Marmalade on toast was last week. Today, I had a croissant with blackcurrant jam and one of them fancy cappuchinos (La-de-fuckin-da). Neither breakfast contains eggs1, and are all the poorer for it. (Although the pastry of the croissant may contain one egg, but it's just not the same.) Croissants aren't all that bad but they're certainly not healthy, they are France's answer to American fast food it turns out. It's a shame because what the french cook slowly they cook very well.

1. Yes, I know that a croissant contains egg but if you can't see the egg on the plate then it's not really breakfast.

Cuisine de France Croissant

Yuk, dry tastless fast food. Hates it we does. Plus a loud talker got on the train the other day.

What is it with these people? I don't even think the people he was talking to wanted to hear about his docu-drama for Canadian television. I'm certain I didn't. The rest of the train looked like they were ready to caste their ballots too.

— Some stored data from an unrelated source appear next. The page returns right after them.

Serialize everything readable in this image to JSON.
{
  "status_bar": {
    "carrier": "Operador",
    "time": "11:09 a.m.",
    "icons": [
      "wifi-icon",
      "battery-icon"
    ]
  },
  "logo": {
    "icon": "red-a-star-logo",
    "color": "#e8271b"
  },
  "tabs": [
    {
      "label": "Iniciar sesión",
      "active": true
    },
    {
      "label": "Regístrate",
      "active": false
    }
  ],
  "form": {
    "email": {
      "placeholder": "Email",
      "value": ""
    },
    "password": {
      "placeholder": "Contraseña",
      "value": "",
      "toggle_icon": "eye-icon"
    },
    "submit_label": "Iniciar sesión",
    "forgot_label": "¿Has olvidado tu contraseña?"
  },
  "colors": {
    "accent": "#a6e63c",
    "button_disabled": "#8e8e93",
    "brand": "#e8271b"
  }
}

Imagine a world where nobody has an indoor voice. Libraries would be as busy as shopping malls. The theatre would be a burly hum of vain comments1. I wouldn't ever bother going to a hear any classical music whatsoever unless I was the entire audience.

1. The internet, perhaps?

Friday, November 16, 2012

The Full Anglo-Irish Breakfast

If you are looking for information on the Irish Bank Resolution Corporation look in the Irish Independent, this is about these great islands formidable breakfasts.

Much loved by truck drivers  the humble plate of egg'n'pig that makes up 98% of breakfast served in tawdry B&B's on these islands gets a bad reputation. Rightly so. Michael Bywater, in his book Lost Worlds laments, that while other nationalities lend their names to acts erotic adventure1, (c.f. Greek) or a particular passionate kiss (c.f. French). The English have an associated 'pork orgy', and since the Irish insist of claiming this as their own also, then I say let them have it. I would have thought to 'Irish' would  mean to add alcohol. After all Irish Coffee enjoys a fairly decent reputation and it's not nearly as bad for your health2.

What  a shame to single out the least delicious breakfast as the national dish. If this blog aims to provide anything it's the wealth of breakfast that are steadfast traditions of this proud Atlantic archipelago.

I've been told to watch my cholesterol so the full English is something of a hazardous material in my blood vessels. I've never been much of a fan however since like most popular foods it's been subject to a race to the bottom as competition has driven the costs down. The only thing worse than cheap bacon, after all, is a cheaper sausages. On a boozy lads night out in Donegal I was treated to a 'Full Ulster Breakfast'; how this local delicacy differs from every other fried or grilled swine-fest by the addition of some fried bread, leaves me mute. It's purpose is to act as a sponge, just in case you missed some of the rendered animal fats as they ran from the pan. But that entirely points to how lacking in imagination and versatility this dish really is. Ultimately it's not it's health issues that will kill it, (but probably will kill us) but how boring it is.

1. Greek sex is basically sex when your doing it wrong3

2. As everyone know caffeine and alcohol cancel each other out. Right?

3. Not wrong as in; mortal-sin4 wrong. More wrong as in; that's-not-what-the-Ikea-instructions-say-where-it-goes, wrong. If that sort of thing melts your butter and you can find a willing friend who has a single room apartment in Paris and a pack of Lurpak, you go like the clappers. Then blog about it and the Guardian will not doubt give you some sort of award.

4. All sex acts can be put into context. Weirdness becomes relative when one thinks about the fact that some people get their jollies from axillary (armpit) sex, so much so that it even has a slang term.